Baker’s announcement and memo didn’t say exactly how the pandemic lowered revenue. Computerworld wrote yesterday that, with Firefox’s search deals, “a shrinking [browser market] share impacts finances. Even if the effects are not immediate and direct, then they’re likely to show up mid-term or when contracts come up for renewal.” A Mozilla financial statement says it has contracts with search engine providers that expire in November 2020.

Those contracts don’t provide guaranteed payouts. When contacted by Ars, a Mozilla spokesperson said that “Firefox’s revenue is subject to the overall trend of the search market and our product performance, versus a guaranteed payment.”

The pandemic may also harm Mozilla’s attempt to diversify revenue by offering subscriptions for products outside of its Firefox flagship. Baker’s memo to employees yesterday said Mozilla will try to turn things around by “ship[ping] new products faster and develop[ing] new revenue streams. Our initial investments will be Pocket, Hubs, VPN, Web Assembly, and security and privacy products. In addition, we are creating a new Design and UX team to support these products and a new applied Machine Learning team that will help our products include ML features.”

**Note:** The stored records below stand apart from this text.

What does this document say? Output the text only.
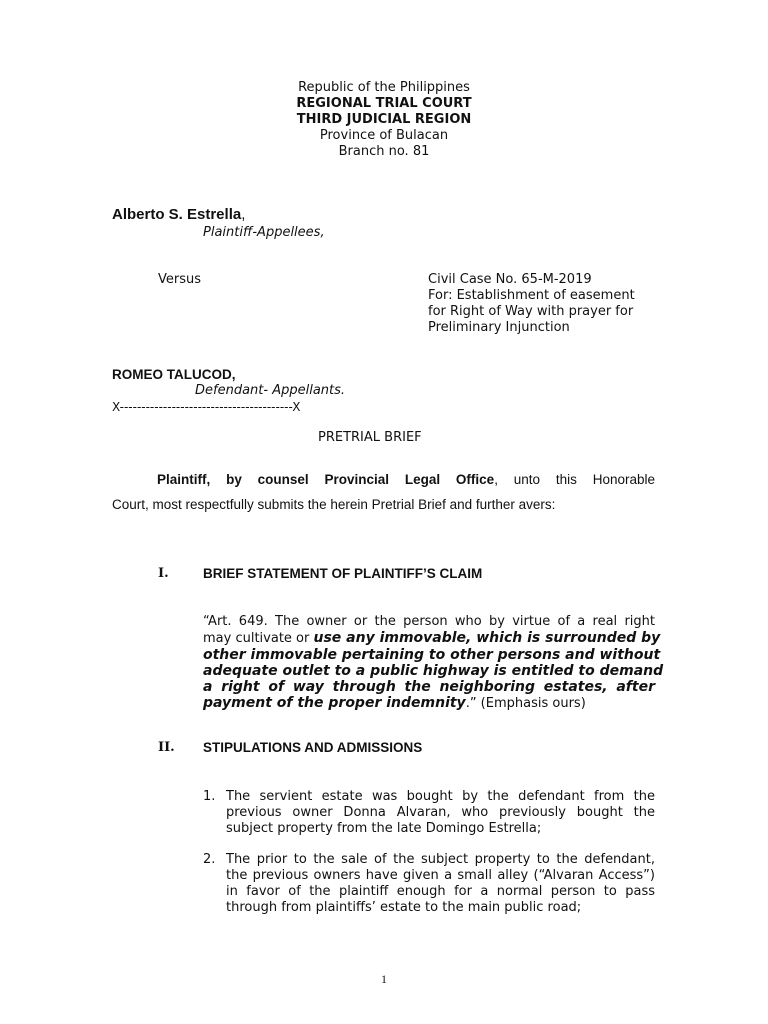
Republic of the Philippines
REGIONAL TRIAL COURT
THIRD JUDICIAL REGION
Province of Bulacan
Branch no. 81
Alberto S. Estrella,
Plaintiff-Appellees,
Versus	Civil Case No. 65-M-2019
For: Establishment of easement
for Right of Way with prayer for
Preliminary Injunction
ROMEO TALUCOD,
Defendant- Appellants.
X----------------------------------------X
PRETRIAL BRIEF
Plaintiff, by counsel Provincial Legal Office, unto this Honorable
Court, most respectfully submits the herein Pretrial Brief and further avers:
I.	BRIEF STATEMENT OF PLAINTIFF’S CLAIM
“Art. 649. The owner or the person who by virtue of a real right
may cultivate or use any immovable, which is surrounded by
other immovable pertaining to other persons and without
adequate outlet to a public highway is entitled to demand
a right of way through the neighboring estates, after
payment of the proper indemnity.” (Emphasis ours)
II. STIPULATIONS AND ADMISSIONS
1. The servient estate was bought by the defendant from the
previous owner Donna Alvaran, who previously bought the
subject property from the late Domingo Estrella;
2. The prior to the sale of the subject property to the defendant,
the previous owners have given a small alley (“Alvaran Access”)
in favor of the plaintiff enough for a normal person to pass
through from plaintiffs’ estate to the main public road;
1
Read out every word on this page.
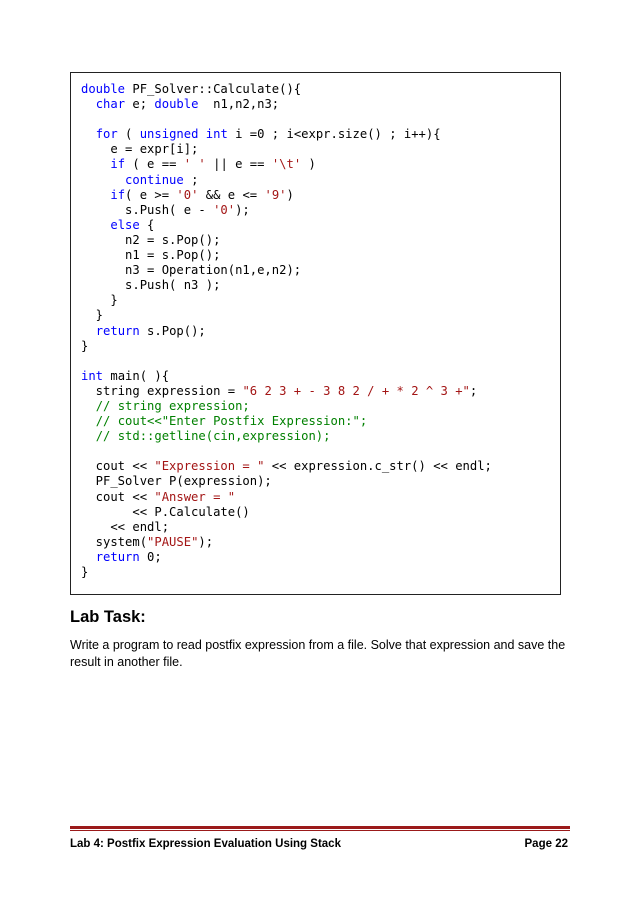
double PF_Solver::Calculate(){
char e; double  n1,n2,n3;

for ( unsigned int i =0 ; i<expr.size() ; i++){
e = expr[i];
if ( e == ' ' || e == '\t' )
continue ;
if( e >= '0' && e <= '9')
s.Push( e - '0');
else {
n2 = s.Pop();
n1 = s.Pop();
n3 = Operation(n1,e,n2);
s.Push( n3 );
}
}
return s.Pop();
}

int main( ){
string expression = "6 2 3 + - 3 8 2 / + * 2 ^ 3 +";
// string expression;
// cout<<"Enter Postfix Expression:";
// std::getline(cin,expression);

cout << "Expression = " << expression.c_str() << endl;
PF_Solver P(expression);
cout << "Answer = "
<< P.Calculate()
<< endl;
system("PAUSE");
return 0;
}
Lab Task:
Write a program to read postfix expression from a file. Solve that expression and save the result in another file.
Lab 4: Postfix Expression Evaluation Using Stack	Page 22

Mozilla previously laid off 70 employees in January, and a memo Baker sent at that time may shed light on the company’s latest struggles. In the January memo, published by TechCrunch, Baker explained that “we expected to be earning revenue in 2019 and 2020 from new subscription products as well as higher revenue from sources outside of search. This did not happen.”

“Living within our means”

Mozilla “underestimated how long it would take to build and ship new, revenue-generating products,” she also wrote in the January memo. Mozilla thus “decided to take a more conservative approach to projecting our revenue for 2020” and “agreed to a principle of living within our means, of not spending more than we earn for the foreseeable future.”

But that more conservative 2020 budget plan was disrupted by the pandemic, as evidenced by Baker’s statement yesterday that “our pre-COVID plan was no longer workable.” While the pandemic is a reminder that a company’s revenue-generating ability can change quickly and unexpectedly, Baker wrote that yesterday’s cuts and reorganization are intended to make Mozilla financially sustainable for “the COVID and post-COVID eras.”

“We did not simply ‘trim,'” Baker wrote in the memo. “We did not approach this as a stop-gap or a way to get us through the next few months. We looked at what Mozilla Corporation needs to do to be sustainable and have impact over time. Then we reshaped the organization to meet this, mapping the critical roles and skill sets required to deliver on this outcome.”